Solar panels. Author: David Goehring. License: Creative Commons, Attribution 2.0 Generic
Dec 17, 2014 - Yingli Green Energy Holding Co (NYSE:YGE) today expressed its disappointment with the US government’s final decision to set additional duties on solar imports from China and Taiwan, but reiterated its commitment to the US market.
As unveiled on Tuesday, the US Department of Commerce (DOC) levied final anti-dumping and anti-subsidy duties of up to 165% and 49.79%, respectively, on imports of crystalline silicon photovoltaic (PV) products from China and Taiwan. The determination has to be confirmed by the International Trade Commission (ITC) at the end of next month. If that happens, the duties will go into effect around February 1.
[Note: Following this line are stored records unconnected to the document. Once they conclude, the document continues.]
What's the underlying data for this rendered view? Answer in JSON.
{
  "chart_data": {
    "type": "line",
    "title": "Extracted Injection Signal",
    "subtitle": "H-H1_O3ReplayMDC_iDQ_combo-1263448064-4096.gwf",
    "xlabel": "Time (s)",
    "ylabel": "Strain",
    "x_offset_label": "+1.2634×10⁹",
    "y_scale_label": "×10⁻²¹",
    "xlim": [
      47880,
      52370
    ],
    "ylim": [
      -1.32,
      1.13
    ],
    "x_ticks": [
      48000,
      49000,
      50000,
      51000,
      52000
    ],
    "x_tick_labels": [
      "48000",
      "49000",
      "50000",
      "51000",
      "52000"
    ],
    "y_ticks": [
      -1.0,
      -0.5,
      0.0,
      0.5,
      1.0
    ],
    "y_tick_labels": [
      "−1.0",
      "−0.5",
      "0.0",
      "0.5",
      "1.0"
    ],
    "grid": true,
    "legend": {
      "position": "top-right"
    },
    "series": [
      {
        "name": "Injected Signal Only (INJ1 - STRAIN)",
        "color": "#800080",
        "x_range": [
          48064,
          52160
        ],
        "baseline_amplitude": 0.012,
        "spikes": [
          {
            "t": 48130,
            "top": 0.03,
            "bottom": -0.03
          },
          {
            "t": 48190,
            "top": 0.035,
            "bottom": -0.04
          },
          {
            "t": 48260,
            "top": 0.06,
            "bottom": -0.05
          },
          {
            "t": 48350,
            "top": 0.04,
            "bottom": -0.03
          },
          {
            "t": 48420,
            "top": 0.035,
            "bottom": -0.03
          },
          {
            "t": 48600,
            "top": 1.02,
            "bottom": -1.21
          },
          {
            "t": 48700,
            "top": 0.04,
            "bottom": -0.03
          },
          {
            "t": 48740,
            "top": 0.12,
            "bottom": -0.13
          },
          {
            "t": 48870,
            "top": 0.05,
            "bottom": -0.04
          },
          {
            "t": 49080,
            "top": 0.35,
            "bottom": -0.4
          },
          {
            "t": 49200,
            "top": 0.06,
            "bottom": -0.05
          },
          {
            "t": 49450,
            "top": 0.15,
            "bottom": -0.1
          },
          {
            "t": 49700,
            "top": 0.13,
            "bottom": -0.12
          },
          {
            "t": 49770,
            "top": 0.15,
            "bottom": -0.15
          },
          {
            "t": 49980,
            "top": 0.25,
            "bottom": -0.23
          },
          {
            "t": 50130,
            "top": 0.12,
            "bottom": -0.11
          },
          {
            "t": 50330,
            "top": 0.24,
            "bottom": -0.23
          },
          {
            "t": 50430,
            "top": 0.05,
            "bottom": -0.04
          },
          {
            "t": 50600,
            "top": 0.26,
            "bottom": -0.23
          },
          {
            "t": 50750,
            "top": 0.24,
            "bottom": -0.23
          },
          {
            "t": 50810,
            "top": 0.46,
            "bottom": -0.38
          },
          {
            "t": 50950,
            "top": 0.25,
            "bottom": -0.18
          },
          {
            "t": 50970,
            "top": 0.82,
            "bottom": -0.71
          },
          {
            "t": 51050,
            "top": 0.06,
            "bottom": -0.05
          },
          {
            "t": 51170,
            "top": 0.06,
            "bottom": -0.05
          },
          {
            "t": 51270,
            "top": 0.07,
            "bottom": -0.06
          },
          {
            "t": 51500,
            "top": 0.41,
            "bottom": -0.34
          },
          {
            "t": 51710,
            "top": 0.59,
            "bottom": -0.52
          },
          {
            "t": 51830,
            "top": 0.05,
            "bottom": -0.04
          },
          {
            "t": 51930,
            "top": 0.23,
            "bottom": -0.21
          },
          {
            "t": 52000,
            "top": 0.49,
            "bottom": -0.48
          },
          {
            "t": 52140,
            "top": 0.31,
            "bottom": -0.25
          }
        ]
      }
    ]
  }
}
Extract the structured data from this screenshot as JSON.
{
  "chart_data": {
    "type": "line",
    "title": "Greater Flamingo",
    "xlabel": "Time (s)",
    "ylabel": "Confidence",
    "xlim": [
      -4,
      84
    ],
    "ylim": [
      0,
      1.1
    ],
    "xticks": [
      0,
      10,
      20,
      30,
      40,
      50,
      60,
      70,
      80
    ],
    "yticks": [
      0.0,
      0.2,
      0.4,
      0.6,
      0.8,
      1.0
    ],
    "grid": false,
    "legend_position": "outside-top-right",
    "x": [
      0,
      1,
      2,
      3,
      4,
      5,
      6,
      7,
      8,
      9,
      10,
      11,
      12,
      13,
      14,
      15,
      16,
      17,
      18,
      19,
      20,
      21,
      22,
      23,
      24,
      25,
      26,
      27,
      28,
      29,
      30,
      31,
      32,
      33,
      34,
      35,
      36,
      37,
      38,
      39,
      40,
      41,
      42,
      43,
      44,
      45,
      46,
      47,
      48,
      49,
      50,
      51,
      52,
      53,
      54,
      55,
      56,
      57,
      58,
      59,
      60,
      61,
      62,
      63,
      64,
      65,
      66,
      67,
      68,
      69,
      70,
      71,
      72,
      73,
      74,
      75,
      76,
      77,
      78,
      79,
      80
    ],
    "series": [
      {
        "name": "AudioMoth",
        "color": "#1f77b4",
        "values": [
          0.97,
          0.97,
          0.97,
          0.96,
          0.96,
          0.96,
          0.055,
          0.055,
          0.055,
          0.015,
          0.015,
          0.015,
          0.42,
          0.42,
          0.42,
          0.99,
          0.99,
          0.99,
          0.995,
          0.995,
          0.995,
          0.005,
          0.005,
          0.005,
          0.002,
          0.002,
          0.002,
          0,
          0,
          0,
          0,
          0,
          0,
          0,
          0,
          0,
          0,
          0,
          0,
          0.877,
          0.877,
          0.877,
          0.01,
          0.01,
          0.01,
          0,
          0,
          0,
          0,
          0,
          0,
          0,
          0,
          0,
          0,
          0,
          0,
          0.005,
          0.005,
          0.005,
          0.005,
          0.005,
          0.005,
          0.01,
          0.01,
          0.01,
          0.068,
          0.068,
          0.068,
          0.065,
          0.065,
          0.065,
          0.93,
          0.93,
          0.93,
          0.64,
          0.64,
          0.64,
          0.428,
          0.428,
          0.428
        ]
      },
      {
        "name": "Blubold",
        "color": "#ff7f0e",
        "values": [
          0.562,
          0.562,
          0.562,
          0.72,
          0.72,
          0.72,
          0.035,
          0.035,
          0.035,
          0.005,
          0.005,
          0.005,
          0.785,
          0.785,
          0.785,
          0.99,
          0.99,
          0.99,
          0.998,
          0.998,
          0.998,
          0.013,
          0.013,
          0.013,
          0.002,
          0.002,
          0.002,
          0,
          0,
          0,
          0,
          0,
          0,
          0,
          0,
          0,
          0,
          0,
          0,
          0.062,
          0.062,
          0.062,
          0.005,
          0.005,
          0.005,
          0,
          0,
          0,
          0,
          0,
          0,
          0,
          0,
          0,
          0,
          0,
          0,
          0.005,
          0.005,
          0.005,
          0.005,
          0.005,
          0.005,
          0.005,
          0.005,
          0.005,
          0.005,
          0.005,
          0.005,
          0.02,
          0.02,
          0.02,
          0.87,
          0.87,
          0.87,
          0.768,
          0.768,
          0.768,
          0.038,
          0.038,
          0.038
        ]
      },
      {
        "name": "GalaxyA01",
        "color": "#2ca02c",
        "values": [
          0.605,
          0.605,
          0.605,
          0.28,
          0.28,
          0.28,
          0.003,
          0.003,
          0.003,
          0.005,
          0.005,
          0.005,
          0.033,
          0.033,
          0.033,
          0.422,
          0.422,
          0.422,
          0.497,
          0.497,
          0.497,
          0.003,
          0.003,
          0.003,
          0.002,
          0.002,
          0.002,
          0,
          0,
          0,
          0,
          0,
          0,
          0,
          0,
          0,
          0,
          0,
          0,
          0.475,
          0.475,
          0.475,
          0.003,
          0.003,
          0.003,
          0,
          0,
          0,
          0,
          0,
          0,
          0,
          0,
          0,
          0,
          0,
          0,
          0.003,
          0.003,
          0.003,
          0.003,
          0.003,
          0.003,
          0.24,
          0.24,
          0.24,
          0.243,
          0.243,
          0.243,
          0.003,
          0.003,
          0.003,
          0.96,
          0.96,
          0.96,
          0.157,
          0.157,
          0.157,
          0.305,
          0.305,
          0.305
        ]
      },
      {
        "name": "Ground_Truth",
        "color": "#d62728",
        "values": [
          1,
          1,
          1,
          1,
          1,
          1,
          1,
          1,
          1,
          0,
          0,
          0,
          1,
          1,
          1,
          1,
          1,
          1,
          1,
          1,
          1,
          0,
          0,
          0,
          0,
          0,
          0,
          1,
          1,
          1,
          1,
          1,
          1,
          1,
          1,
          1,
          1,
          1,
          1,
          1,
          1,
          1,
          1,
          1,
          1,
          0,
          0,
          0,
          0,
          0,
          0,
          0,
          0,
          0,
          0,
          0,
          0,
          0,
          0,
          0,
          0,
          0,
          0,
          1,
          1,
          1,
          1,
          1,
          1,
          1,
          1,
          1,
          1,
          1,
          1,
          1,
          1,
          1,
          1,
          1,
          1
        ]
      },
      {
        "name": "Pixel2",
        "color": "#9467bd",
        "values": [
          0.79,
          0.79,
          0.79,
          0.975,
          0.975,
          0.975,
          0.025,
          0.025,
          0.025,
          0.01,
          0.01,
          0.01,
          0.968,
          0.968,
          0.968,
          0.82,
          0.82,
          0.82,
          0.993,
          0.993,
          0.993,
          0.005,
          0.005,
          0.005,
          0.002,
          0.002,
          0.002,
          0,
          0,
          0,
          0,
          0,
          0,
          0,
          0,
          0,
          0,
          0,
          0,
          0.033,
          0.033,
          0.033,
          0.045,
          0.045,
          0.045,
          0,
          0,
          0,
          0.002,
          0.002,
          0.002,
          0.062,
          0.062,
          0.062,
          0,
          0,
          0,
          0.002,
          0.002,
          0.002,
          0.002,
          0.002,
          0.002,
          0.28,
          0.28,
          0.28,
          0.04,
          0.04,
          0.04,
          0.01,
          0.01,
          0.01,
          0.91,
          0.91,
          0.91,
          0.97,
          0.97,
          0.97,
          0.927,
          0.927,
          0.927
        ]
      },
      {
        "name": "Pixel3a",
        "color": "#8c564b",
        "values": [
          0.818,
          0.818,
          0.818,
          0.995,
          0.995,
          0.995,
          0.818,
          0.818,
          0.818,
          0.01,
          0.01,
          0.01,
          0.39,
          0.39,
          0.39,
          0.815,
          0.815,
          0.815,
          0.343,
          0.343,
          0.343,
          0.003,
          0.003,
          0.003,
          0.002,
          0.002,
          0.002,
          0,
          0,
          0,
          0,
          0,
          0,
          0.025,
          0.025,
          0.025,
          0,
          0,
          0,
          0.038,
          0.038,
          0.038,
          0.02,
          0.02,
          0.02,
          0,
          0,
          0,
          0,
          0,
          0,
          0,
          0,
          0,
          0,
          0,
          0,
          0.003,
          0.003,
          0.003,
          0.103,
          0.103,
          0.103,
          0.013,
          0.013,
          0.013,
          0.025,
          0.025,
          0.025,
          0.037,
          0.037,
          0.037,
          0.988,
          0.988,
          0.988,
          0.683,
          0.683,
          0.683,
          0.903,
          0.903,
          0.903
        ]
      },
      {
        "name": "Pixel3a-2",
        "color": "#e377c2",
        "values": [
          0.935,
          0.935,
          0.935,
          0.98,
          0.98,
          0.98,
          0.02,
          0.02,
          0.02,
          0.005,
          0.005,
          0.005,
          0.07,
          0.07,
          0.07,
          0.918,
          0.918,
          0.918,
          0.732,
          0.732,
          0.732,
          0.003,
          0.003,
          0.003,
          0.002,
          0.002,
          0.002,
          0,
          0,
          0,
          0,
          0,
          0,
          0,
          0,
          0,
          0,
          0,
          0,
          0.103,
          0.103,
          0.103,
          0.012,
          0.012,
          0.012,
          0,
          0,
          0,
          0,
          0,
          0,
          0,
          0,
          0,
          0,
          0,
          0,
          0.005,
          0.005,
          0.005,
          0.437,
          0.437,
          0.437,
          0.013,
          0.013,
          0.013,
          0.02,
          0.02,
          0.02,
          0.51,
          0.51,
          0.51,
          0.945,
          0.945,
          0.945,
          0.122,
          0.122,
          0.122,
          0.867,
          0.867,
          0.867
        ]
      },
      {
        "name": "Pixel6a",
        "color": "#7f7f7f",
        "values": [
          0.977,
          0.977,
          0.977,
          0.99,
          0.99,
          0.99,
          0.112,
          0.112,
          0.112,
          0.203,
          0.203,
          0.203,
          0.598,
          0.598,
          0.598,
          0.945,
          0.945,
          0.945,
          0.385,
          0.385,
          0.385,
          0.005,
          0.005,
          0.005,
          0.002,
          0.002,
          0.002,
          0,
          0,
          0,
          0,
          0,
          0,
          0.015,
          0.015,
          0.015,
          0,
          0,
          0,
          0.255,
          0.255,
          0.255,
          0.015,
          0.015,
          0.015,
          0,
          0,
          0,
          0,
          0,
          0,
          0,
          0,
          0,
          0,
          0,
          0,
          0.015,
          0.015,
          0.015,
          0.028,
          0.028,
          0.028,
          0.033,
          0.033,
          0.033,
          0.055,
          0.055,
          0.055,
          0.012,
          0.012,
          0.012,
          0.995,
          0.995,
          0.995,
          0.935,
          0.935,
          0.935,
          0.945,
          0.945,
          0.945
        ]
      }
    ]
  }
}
Chinese PV maker Yingli Green and its units ended up in the Separate Rates Group. They will be subject to an anti-dumping tariff of 52.13% and a countervailing duty tariff of 38.72%. The company explained that these duties come on top of the ones set in 2012 for PV modules assembled in China with locally-made components. The combined rate for Yingli in that case is 29.18%.
Yingli called the new tariffs “harsh” and “protectionist”. The company mentioned that it will continue to defend its position and will remain committed to the US market and its local customers.
In a separate press release, the head of the Solar Energy Industries Association (SEIA), Rhone Resch, once again voiced the organisation’s opposition to the ruling. “Unfortunately, today’s ill-advised and unprecedented decision will harm many and benefit few,” he commented.